Fares on public transport in London will rise by an above-inflation average of 5.6 per cent in 2012.

Mayor of London Boris Johnson announced the lower than planned rise, stating he had secured £136million from the government “to help the capital’s commuters”.

The Mayor was heckled as he arrived by bike at Finsbury Park station in north London to make the announcement.

Supporters of Mr Johnson’s mayoral rival Ken Livingstone donned Boris look-alike face masks and chanted.

Sporting shorter-than-usual blond hair, Mr Johnson remarked that he liked the demonstrators’ masks but had little time for their call for fare cuts.

“Labour cuts would mean reductions in services.
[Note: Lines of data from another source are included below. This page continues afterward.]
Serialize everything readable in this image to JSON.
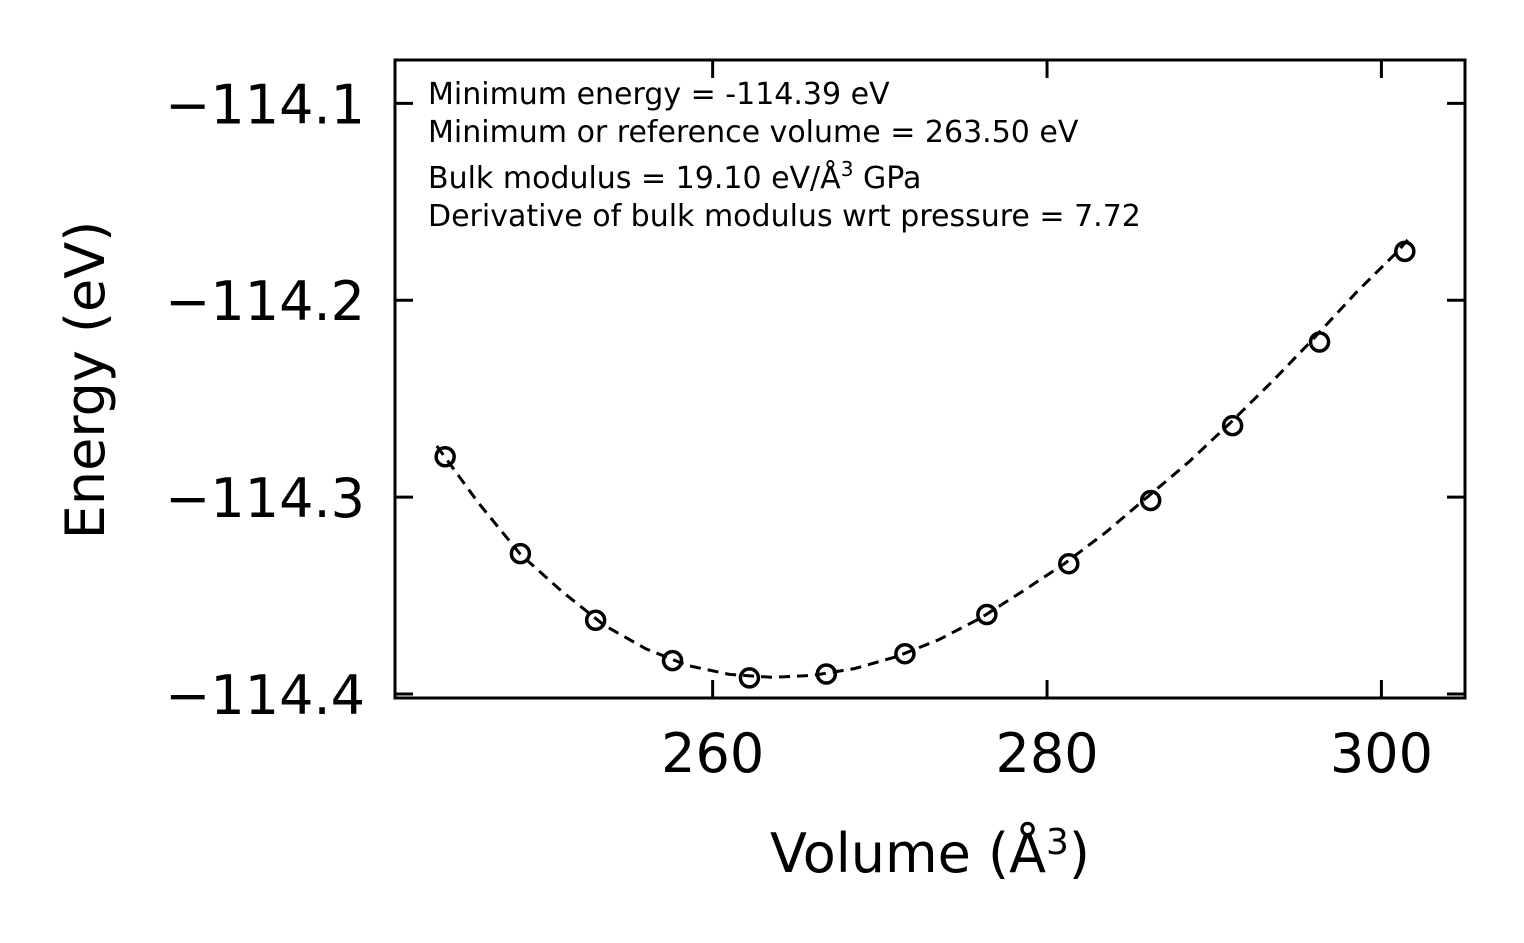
{
  "chart_data": {
    "type": "scatter",
    "xlabel": "Volume (Å",
    "xlabel_sup": "3",
    "xlabel_tail": ")",
    "ylabel": "Energy (eV)",
    "xlim": [
      241,
      305
    ],
    "ylim": [
      -114.402,
      -114.078
    ],
    "xticks": [
      260,
      280,
      300
    ],
    "xtick_labels": [
      "260",
      "280",
      "300"
    ],
    "yticks": [
      -114.1,
      -114.2,
      -114.3,
      -114.4
    ],
    "ytick_labels": [
      "−114.1",
      "−114.2",
      "−114.3",
      "−114.4"
    ],
    "series": [
      {
        "name": "data points",
        "marker": "open-circle",
        "x": [
          244.0,
          248.5,
          253.0,
          257.6,
          262.2,
          266.8,
          271.5,
          276.4,
          281.3,
          286.2,
          291.1,
          296.3,
          301.4
        ],
        "y": [
          -114.2795,
          -114.3287,
          -114.3625,
          -114.383,
          -114.3918,
          -114.3898,
          -114.3795,
          -114.3596,
          -114.3338,
          -114.3017,
          -114.2637,
          -114.2212,
          -114.1752
        ]
      },
      {
        "name": "fit",
        "style": "dashed",
        "x": [
          243.5,
          246,
          248.5,
          251,
          253.5,
          256,
          258.5,
          261,
          263.5,
          266,
          268.5,
          271,
          273.5,
          276,
          278.5,
          281,
          283.5,
          286,
          288.5,
          291,
          293.5,
          296,
          298.5,
          301,
          301.8
        ],
        "y": [
          -114.274,
          -114.303,
          -114.329,
          -114.348,
          -114.365,
          -114.377,
          -114.3855,
          -114.39,
          -114.3915,
          -114.3905,
          -114.387,
          -114.381,
          -114.3725,
          -114.3615,
          -114.348,
          -114.334,
          -114.318,
          -114.3,
          -114.282,
          -114.262,
          -114.241,
          -114.219,
          -114.196,
          -114.175,
          -114.167
        ]
      }
    ],
    "annotations": [
      {
        "text": "Minimum energy = -114.39 eV"
      },
      {
        "text": "Minimum or reference volume = 263.50 eV"
      },
      {
        "text": "Bulk modulus = 19.10 eV/Å",
        "sup": "3",
        "tail": " GPa"
      },
      {
        "text": "Derivative of bulk modulus wrt pressure = 7.72"
      }
    ],
    "grid": false
  }
}
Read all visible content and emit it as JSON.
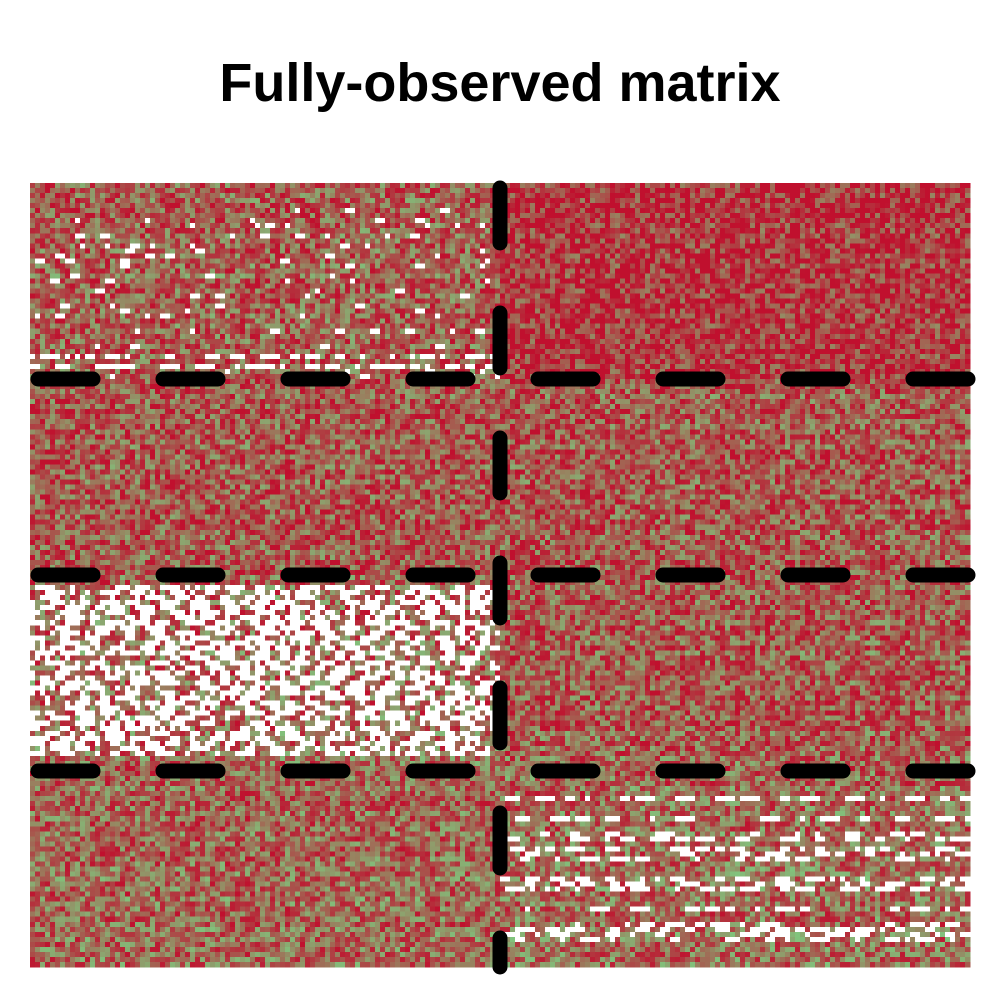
{
  "chart_data": {
    "type": "heatmap",
    "title": "Fully-observed matrix",
    "xlabel": "",
    "ylabel": "",
    "legend": "none",
    "grid": false,
    "colors": {
      "low": "#7fc97f",
      "high": "#c0102e",
      "missing": "#ffffff",
      "separator": "#000000"
    },
    "n_rows": 156,
    "n_cols": 188,
    "column_blocks": [
      {
        "start_col": 0,
        "end_col": 93
      },
      {
        "start_col": 94,
        "end_col": 187
      }
    ],
    "row_blocks": [
      {
        "start_row": 0,
        "end_row": 38
      },
      {
        "start_row": 39,
        "end_row": 77
      },
      {
        "start_row": 78,
        "end_row": 116
      },
      {
        "start_row": 117,
        "end_row": 155
      }
    ],
    "block_mean_level": [
      [
        0.58,
        0.8
      ],
      [
        0.62,
        0.62
      ],
      [
        0.55,
        0.6
      ],
      [
        0.55,
        0.52
      ]
    ],
    "missing_regions": [
      {
        "row_start": 0,
        "row_end": 38,
        "col_start": 0,
        "col_end": 93,
        "missing_fraction": 0.06,
        "pattern": "sparse"
      },
      {
        "row_start": 33,
        "row_end": 36,
        "col_start": 0,
        "col_end": 93,
        "missing_fraction": 0.45,
        "pattern": "rows"
      },
      {
        "row_start": 80,
        "row_end": 113,
        "col_start": 0,
        "col_end": 93,
        "missing_fraction": 0.42,
        "pattern": "dense"
      },
      {
        "row_start": 122,
        "row_end": 155,
        "col_start": 94,
        "col_end": 187,
        "missing_fraction": 0.25,
        "pattern": "rows"
      }
    ]
  }
}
They would jeopardise bus routes and the 24-hour (senior citizens) freedom passes,” he said.

“It would be criminal to cut infrastructure investment. Every penny of this extra cash will go towards keeping fares as low as possible.

“That is very good news in the current economic climate and, even better, the unprecedented level of investment to improve London’s transport network will continue unabated.”

The single Oyster pay-as-you-go bus fare rises by just five pence to £1.35.

A weekly bus pass rises by £1 to £18.80.

Average Tube fares will rise by six per cent.

A one-day zones 1-6 Travelcard will rise to £15.80 (anytime) and £8.50 (off-peak).

A weekly Travelcard for zones 1-6 will go up from £50.40 to £53.40.

Transport for London says that over the next year investment will lead to the completion of the Victoria line upgrade, extension of the Barclays Cycle Hire scheme eastwards, the first of the Mayor’s ‘New Bus for London’ on the roads, completion of the London Overground rail network and air-conditioned trains across the Circle and Hammersmith & City lines.

There will also be work to improve the Metropolitan, Circle, Hammersmith & City lines, new signalling upgrade for the Northern line, upgrade of the A406 at Bounds Green and progress on new Crossrail stations at Paddington, Bond Street, Tottenham Court Road, Farringdon, Liverpool Street and Whitechapel.

Critics have attacked the level of the fare rises for 2012.

Mr Livingstone said: “Under enormous pressure from Londoners for a fare cut, the Tories have come up with another fare rise, making Londoners hundreds of pounds a year worse off and meaning a single bus fare by Oyster is now up 50 per cent under this Mayor.

“London has a moonlighting mayor with a second salary worth £250,000 and it is little wonder that he is so out of touch he thinks this fare rise is what people want.”

The Liberal Democrat mayoral candidate Brian Paddick said: “This Mayor still seems to be in a race to increase fares more than electricity and food prices at a time when most of us can’t afford it.

“Londoners may be less worse off than they thought, but they are still paying to massage the Mayor’s ego, for cable cars across the Thames and Routemaster buses that hardly any Londoners will benefit from.

Should fares be frozen or cut, or are fare rises necessary in the current economic climate to allow investment to continue? Is the lower than expected average rise something to be pleased about?